Le sol se déroba sous elle, et ce qu'elle croyait être une butte se révéla en tant que crevasse. Les pierres lui frappèrent les coudes, les genoux, les bras ; les arbustes lui lacérèrent le visage alors qu'elle roulait en contrebas. Puis le fond, lourd et dur, et son torse qui relâcha tout air retenu. Un gémissement, qui ressemblait à la plainte d'un rongeur, puis rien que le silence.
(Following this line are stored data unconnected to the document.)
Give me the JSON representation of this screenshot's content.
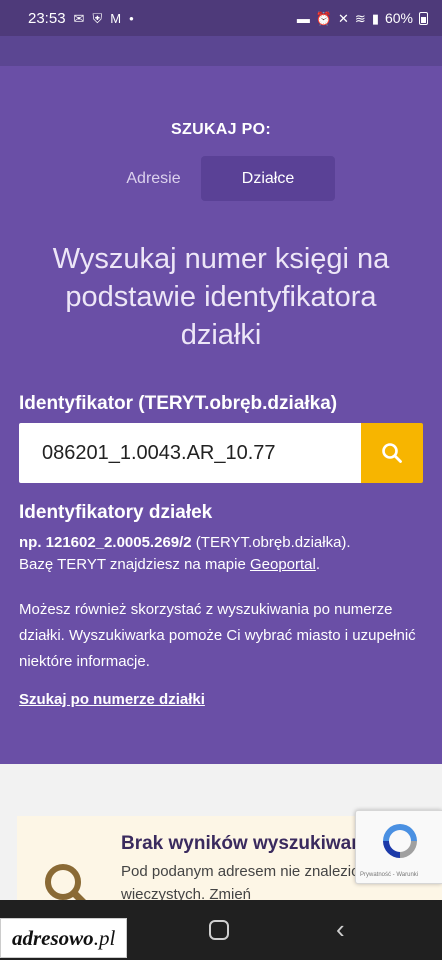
{
  "status_bar": {
    "time": "23:53",
    "left_icons": [
      "mail-icon",
      "shield-icon",
      "gmail-icon",
      "dot-icon"
    ],
    "right_icons": [
      "bed-icon",
      "alarm-icon",
      "mute-icon",
      "wifi-icon",
      "signal-icon"
    ],
    "battery": "60%"
  },
  "search": {
    "section_label": "SZUKAJ PO:",
    "tabs": [
      {
        "label": "Adresie",
        "active": false
      },
      {
        "label": "Działce",
        "active": true
      }
    ],
    "headline": "Wyszukaj numer księgi na podstawie identyfikatora działki",
    "field_label": "Identyfikator (TERYT.obręb.działka)",
    "field_value": "086201_1.0043.AR_10.77",
    "search_button_icon": "search-icon"
  },
  "identifiers": {
    "title": "Identyfikatory działek",
    "example_bold": "np. 121602_2.0005.269/2",
    "example_suffix": " (TERYT.obręb.działka).",
    "teryt_prefix": "Bazę TERYT znajdziesz na mapie ",
    "geoportal_link": "Geoportal",
    "teryt_suffix": ".",
    "more_info": "Możesz również skorzystać z wyszukiwania po numerze działki. Wyszukiwarka pomoże Ci wybrać miasto i uzupełnić niektóre informacje.",
    "search_by_number_link": "Szukaj po numerze działki"
  },
  "no_results": {
    "title": "Brak wyników wyszukiwania",
    "text": "Pod podanym adresem nie znaleziono ksiąg wieczystych. Zmień"
  },
  "recaptcha": {
    "links": "Prywatność - Warunki"
  },
  "nav": {
    "brand_main": "adresowo",
    "brand_suffix": ".pl"
  },
  "colors": {
    "purple": "#6a4fa6",
    "purple_dark": "#5a4196",
    "accent_yellow": "#f7b500",
    "cream": "#fdf6e6"
  }
}
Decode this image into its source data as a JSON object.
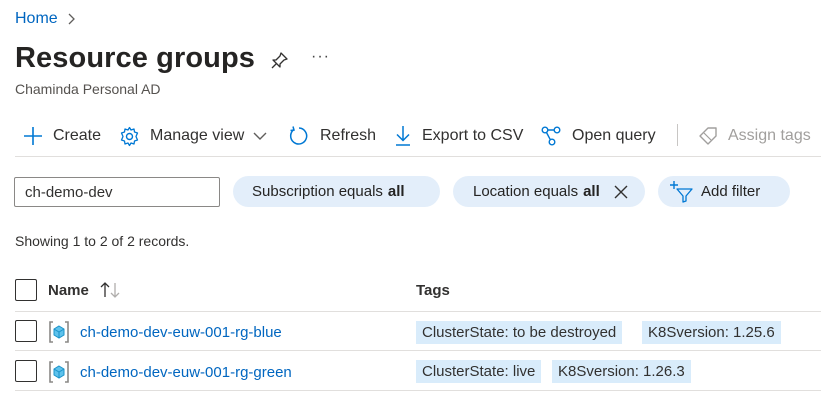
{
  "breadcrumb": {
    "home": "Home"
  },
  "header": {
    "title": "Resource groups",
    "more": "···",
    "subtitle": "Chaminda Personal AD"
  },
  "toolbar": {
    "create": "Create",
    "manage_view": "Manage view",
    "refresh": "Refresh",
    "export": "Export to CSV",
    "open_query": "Open query",
    "assign_tags": "Assign tags"
  },
  "filters": {
    "search_value": "ch-demo-dev",
    "subscription_prefix": "Subscription equals",
    "subscription_value": "all",
    "location_prefix": "Location equals",
    "location_value": "all",
    "add_filter": "Add filter"
  },
  "records_text": "Showing 1 to 2 of 2 records.",
  "table": {
    "columns": {
      "name": "Name",
      "tags": "Tags"
    },
    "rows": [
      {
        "name": "ch-demo-dev-euw-001-rg-blue",
        "tags": [
          "ClusterState: to be destroyed",
          "K8Sversion: 1.25.6"
        ]
      },
      {
        "name": "ch-demo-dev-euw-001-rg-green",
        "tags": [
          "ClusterState: live",
          "K8Sversion: 1.26.3"
        ]
      }
    ]
  },
  "colors": {
    "link": "#0066c0",
    "accent": "#0078d4",
    "pill_bg": "#e3eefa",
    "tag_bg": "#d9ecfb"
  }
}
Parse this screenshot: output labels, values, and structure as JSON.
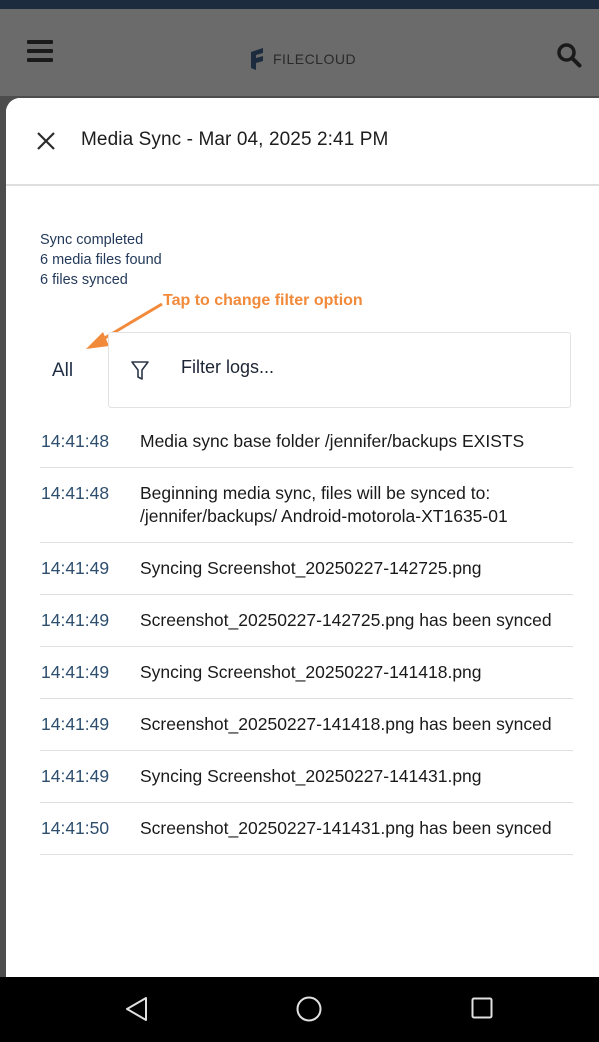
{
  "app": {
    "logo_text": "FILECLOUD",
    "brand_color": "#1c2b3d"
  },
  "sheet": {
    "title": "Media Sync - Mar 04, 2025 2:41 PM"
  },
  "summary": {
    "status": "Sync completed",
    "found": "6 media files found",
    "synced": "6 files synced"
  },
  "annotation": {
    "text": "Tap to change filter option",
    "color": "#f28a3c"
  },
  "filter": {
    "option_label": "All",
    "placeholder": "Filter logs..."
  },
  "logs": [
    {
      "time": "14:41:48",
      "message": "Media sync base folder /jennifer/backups EXISTS"
    },
    {
      "time": "14:41:48",
      "message": "Beginning media sync, files will be synced to: /jennifer/backups/ Android-motorola-XT1635-01"
    },
    {
      "time": "14:41:49",
      "message": "Syncing Screenshot_20250227-142725.png"
    },
    {
      "time": "14:41:49",
      "message": "Screenshot_20250227-142725.png has been synced"
    },
    {
      "time": "14:41:49",
      "message": "Syncing Screenshot_20250227-141418.png"
    },
    {
      "time": "14:41:49",
      "message": "Screenshot_20250227-141418.png has been synced"
    },
    {
      "time": "14:41:49",
      "message": "Syncing Screenshot_20250227-141431.png"
    },
    {
      "time": "14:41:50",
      "message": "Screenshot_20250227-141431.png has been synced"
    }
  ],
  "icons": {
    "menu": "hamburger-menu-icon",
    "search": "search-icon",
    "close": "close-icon",
    "filter": "filter-icon",
    "nav_back": "triangle-back-icon",
    "nav_home": "circle-home-icon",
    "nav_recent": "square-recents-icon"
  }
}
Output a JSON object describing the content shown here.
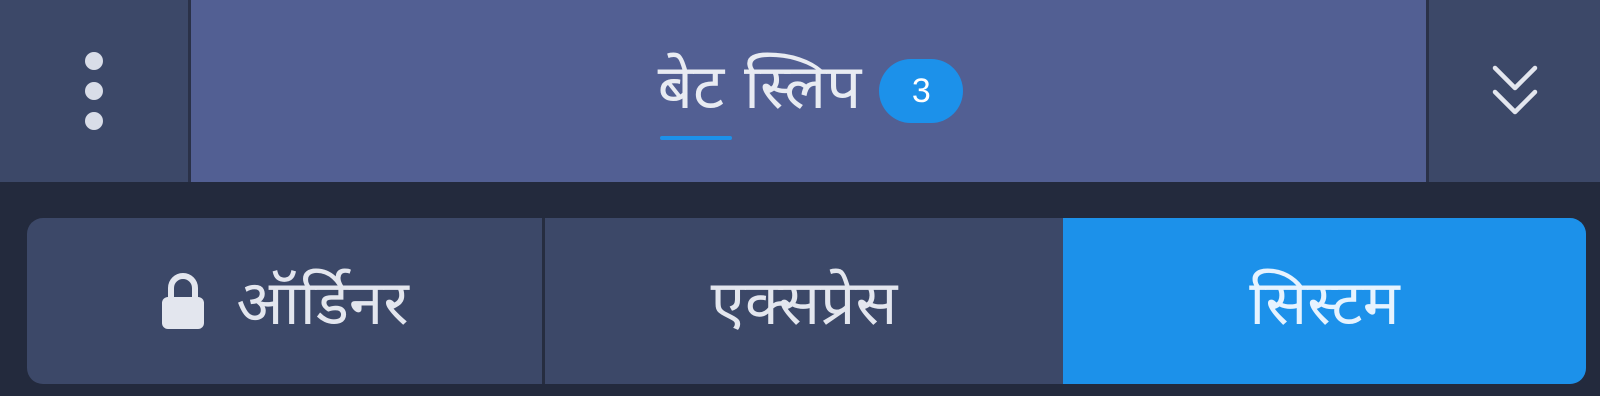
{
  "header": {
    "menu_icon": "more-vertical-icon",
    "title": "बेट स्लिप",
    "badge_count": "3",
    "collapse_icon": "double-chevron-down-icon"
  },
  "tabs": [
    {
      "label": "ऑर्डिनर",
      "icon": "lock-icon",
      "active": false,
      "locked": true
    },
    {
      "label": "एक्सप्रेस",
      "active": false
    },
    {
      "label": "सिस्टम",
      "active": true
    }
  ],
  "colors": {
    "background": "#232a3d",
    "header_side": "#3c4868",
    "header_center": "#525f93",
    "accent": "#1c91ea",
    "text": "#e8ebf2"
  }
}
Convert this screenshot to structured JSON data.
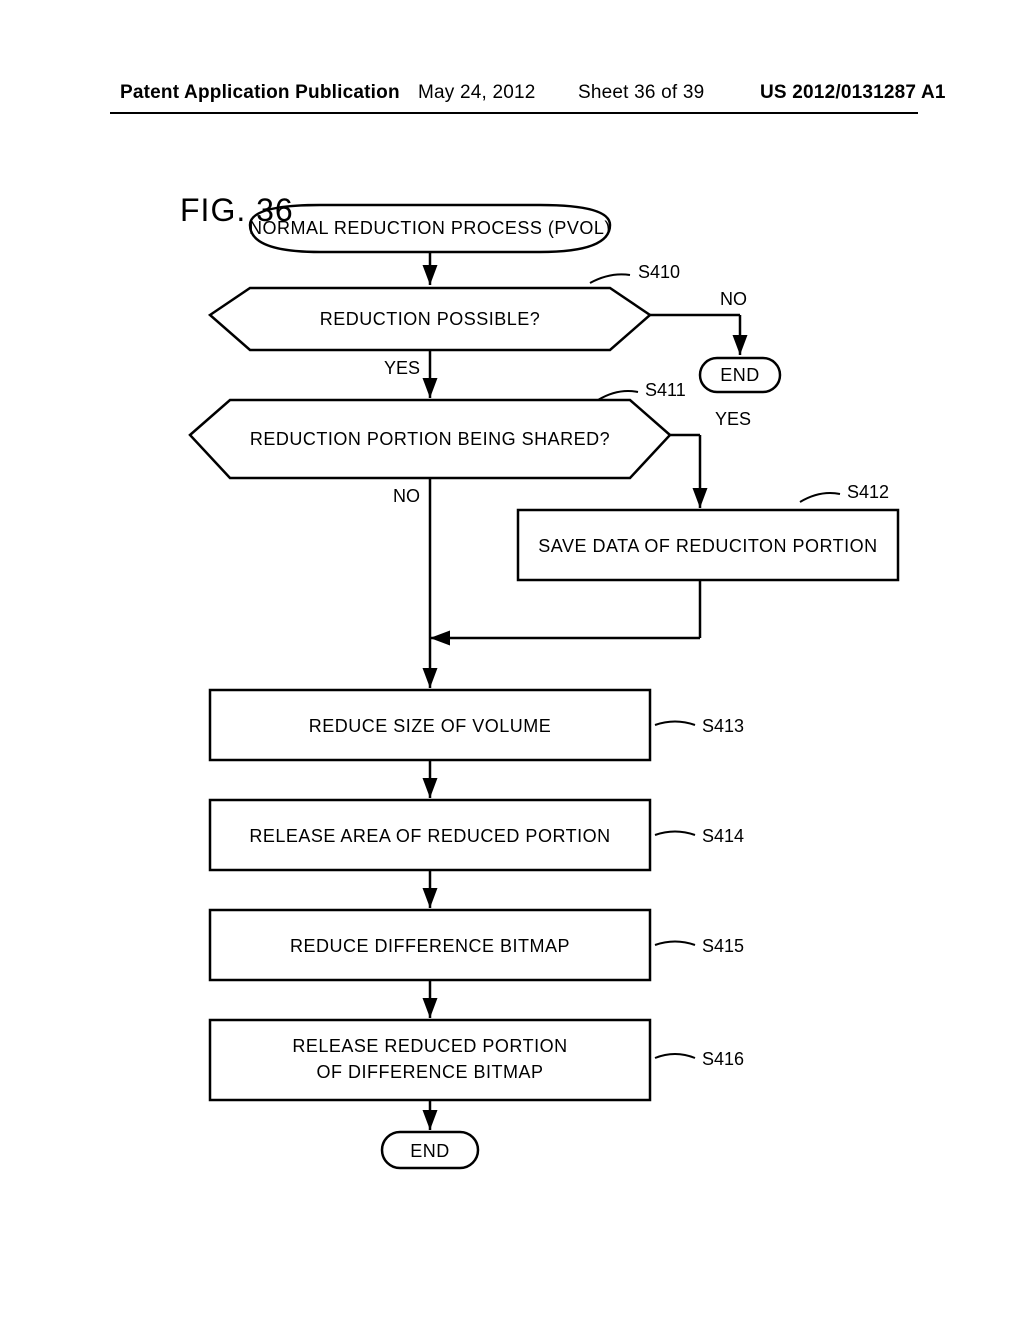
{
  "header": {
    "left": "Patent Application Publication",
    "date": "May 24, 2012",
    "sheet": "Sheet 36 of 39",
    "pub": "US 2012/0131287 A1"
  },
  "figure_title": "FIG. 36",
  "flow": {
    "start": "NORMAL REDUCTION PROCESS (PVOL)",
    "s410": {
      "text": "REDUCTION POSSIBLE?",
      "label": "S410",
      "yes": "YES",
      "no": "NO"
    },
    "s411": {
      "text": "REDUCTION PORTION BEING SHARED?",
      "label": "S411",
      "yes": "YES",
      "no": "NO"
    },
    "s412": {
      "text": "SAVE DATA OF REDUCITON PORTION",
      "label": "S412"
    },
    "s413": {
      "text": "REDUCE SIZE OF VOLUME",
      "label": "S413"
    },
    "s414": {
      "text": "RELEASE AREA OF REDUCED PORTION",
      "label": "S414"
    },
    "s415": {
      "text": "REDUCE DIFFERENCE BITMAP",
      "label": "S415"
    },
    "s416": {
      "line1": "RELEASE REDUCED PORTION",
      "line2": "OF DIFFERENCE BITMAP",
      "label": "S416"
    },
    "end": "END",
    "end_top": "END"
  }
}
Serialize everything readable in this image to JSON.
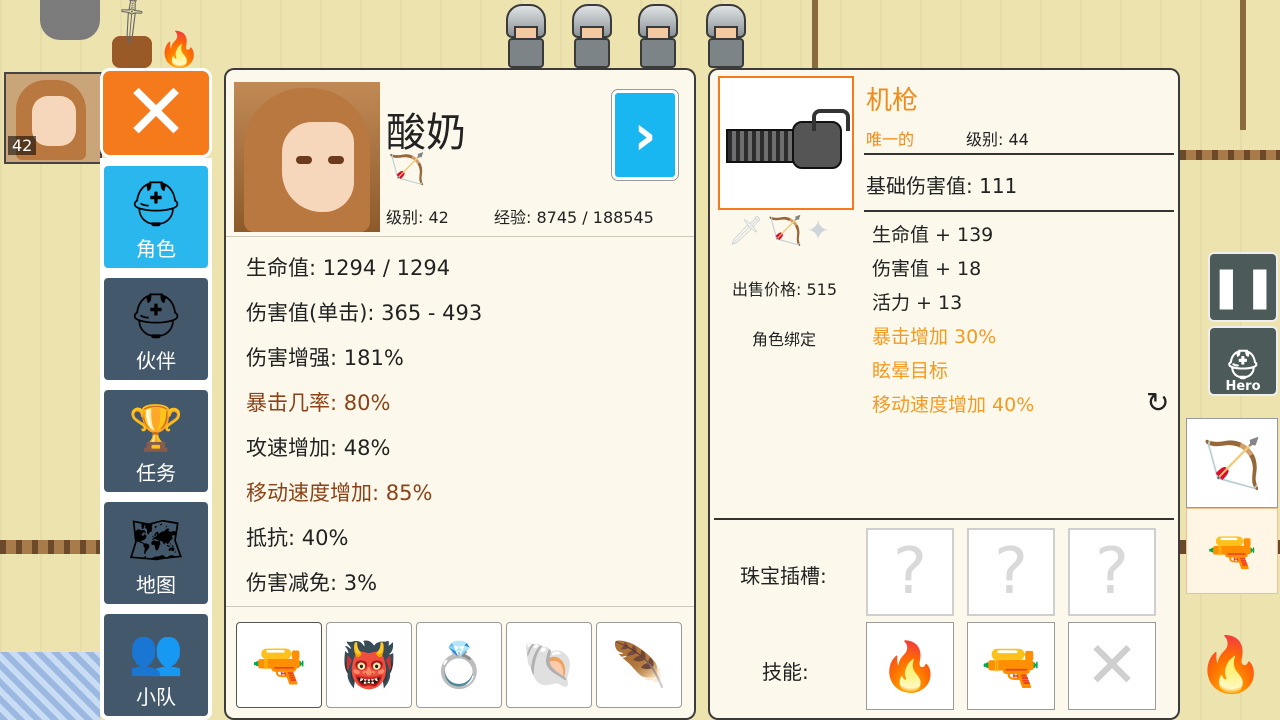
{
  "sidebar": {
    "close_icon": "close-x-icon",
    "items": [
      {
        "label": "角色",
        "icon": "knight-helmet-icon",
        "glyph": "⛑",
        "active": true
      },
      {
        "label": "伙伴",
        "icon": "horned-helmet-icon",
        "glyph": "⛑",
        "active": false
      },
      {
        "label": "任务",
        "icon": "trophy-icon",
        "glyph": "🏆",
        "active": false
      },
      {
        "label": "地图",
        "icon": "map-scroll-icon",
        "glyph": "🗺",
        "active": false
      },
      {
        "label": "小队",
        "icon": "party-icon",
        "glyph": "👥",
        "active": false
      }
    ]
  },
  "character": {
    "name": "酸奶",
    "level": "级别: 42",
    "exp": "经验: 8745 / 188545",
    "weapon_icon": "bow-icon",
    "next_icon": "chevron-right-icon",
    "stats": [
      {
        "text": "生命值: 1294 / 1294",
        "highlight": false
      },
      {
        "text": "伤害值(单击): 365 - 493",
        "highlight": false
      },
      {
        "text": "伤害增强: 181%",
        "highlight": false
      },
      {
        "text": "暴击几率: 80%",
        "highlight": true
      },
      {
        "text": "攻速增加: 48%",
        "highlight": false
      },
      {
        "text": "移动速度增加: 85%",
        "highlight": true
      },
      {
        "text": "抵抗: 40%",
        "highlight": false
      },
      {
        "text": "伤害减免: 3%",
        "highlight": false
      }
    ],
    "equipment": [
      {
        "icon": "minigun-icon",
        "glyph": "🔫"
      },
      {
        "icon": "demon-armor-icon",
        "glyph": "👹"
      },
      {
        "icon": "ruby-ring-icon",
        "glyph": "💍"
      },
      {
        "icon": "shell-amulet-icon",
        "glyph": "🐚"
      },
      {
        "icon": "feather-charm-icon",
        "glyph": "🪶"
      }
    ]
  },
  "item": {
    "name": "机枪",
    "rarity": "唯一的",
    "level": "级别: 44",
    "base_damage": "基础伤害值: 111",
    "sell_price": "出售价格: 515",
    "bind": "角色绑定",
    "type_icons": [
      "sword-icon",
      "bow-icon",
      "staff-icon"
    ],
    "stats": [
      {
        "text": "生命值 + 139",
        "color": "#222222"
      },
      {
        "text": "伤害值 + 18",
        "color": "#222222"
      },
      {
        "text": "活力 + 13",
        "color": "#222222"
      },
      {
        "text": "暴击增加 30%",
        "color": "#f29a22"
      },
      {
        "text": "眩晕目标",
        "color": "#f29a22"
      },
      {
        "text": "移动速度增加 40%",
        "color": "#f29a22"
      }
    ],
    "gem_label": "珠宝插槽:",
    "gem_slots": [
      "?",
      "?",
      "?"
    ],
    "skill_label": "技能:",
    "skills": [
      {
        "icon": "fire-arrow-icon",
        "glyph": "🔥"
      },
      {
        "icon": "minigun-skill-icon",
        "glyph": "🔫"
      },
      {
        "icon": "locked-skill-icon",
        "glyph": "✕"
      }
    ]
  },
  "hud": {
    "pause_icon": "pause-icon",
    "hero_label": "Hero",
    "portrait_level": "42"
  },
  "colors": {
    "accent_orange": "#f47a1c",
    "active_blue": "#29b7ee",
    "highlight_brown": "#8a4218",
    "item_orange": "#f29a22"
  }
}
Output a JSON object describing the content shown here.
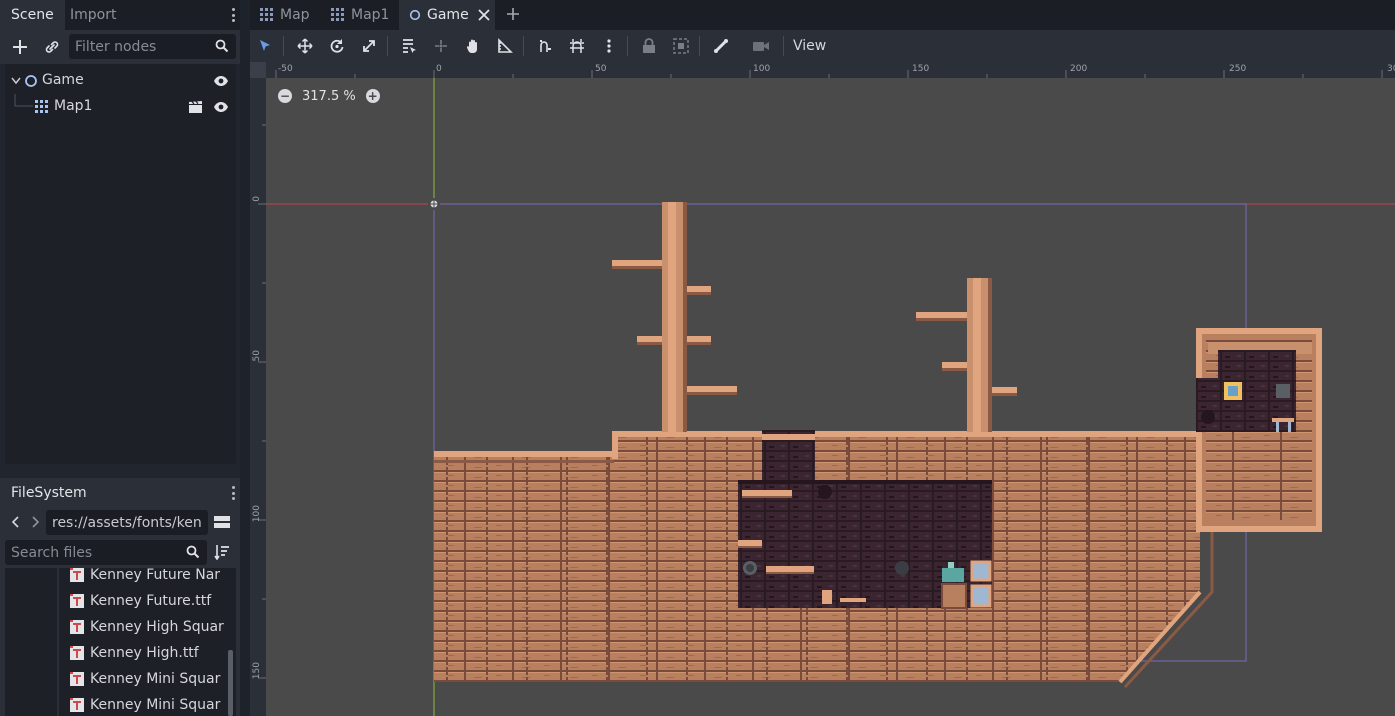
{
  "scene_dock": {
    "tabs": [
      {
        "label": "Scene"
      },
      {
        "label": "Import"
      }
    ],
    "filter_placeholder": "Filter nodes",
    "tree": [
      {
        "label": "Game"
      },
      {
        "label": "Map1"
      }
    ]
  },
  "filesystem_dock": {
    "tab_label": "FileSystem",
    "path": "res://assets/fonts/ken",
    "search_placeholder": "Search files",
    "files": [
      {
        "name": "Kenney Future Nar"
      },
      {
        "name": "Kenney Future.ttf"
      },
      {
        "name": "Kenney High Squar"
      },
      {
        "name": "Kenney High.ttf"
      },
      {
        "name": "Kenney Mini Squar"
      },
      {
        "name": "Kenney Mini Squar"
      }
    ]
  },
  "editor_tabs": [
    {
      "label": "Map"
    },
    {
      "label": "Map1"
    },
    {
      "label": "Game"
    }
  ],
  "toolbar": {
    "view_label": "View"
  },
  "viewport": {
    "zoom": "317.5 %",
    "ruler_h": [
      "-50",
      "0",
      "50",
      "100",
      "150",
      "200",
      "250",
      "30"
    ],
    "ruler_v": [
      "0",
      "50",
      "100",
      "150"
    ]
  },
  "colors": {
    "accent": "#699ce8",
    "wood": "#b8805f",
    "wood_dark": "#8a5a44",
    "wood_light": "#e0a57e",
    "interior": "#3a2530",
    "axis_x": "#c0444d",
    "axis_y": "#8fbf3a"
  }
}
Ree avait mal, partout. Ça lui semblait ridicule d'énumérer chacune de ses blessures à ce point-là. Et bouger, pour l'instant, aussi. Compter une seconde, puis deux, puis trois ; le soleil qui l'écrasait avec cruauté, brillait trop fort et brûlait la terre de sa présence éreintante. Et pourtant, elle grelottait ; secouée de spasmes de terreur, alors que la peur tangible de perdre celui qui était devenu son frère de coeur lui apparaissait comme logique. Comme plausible. Ses dents étaient si serrées qu'elle en avait mal à la mâchoire, et ravivaient la douleur de son menton écorché.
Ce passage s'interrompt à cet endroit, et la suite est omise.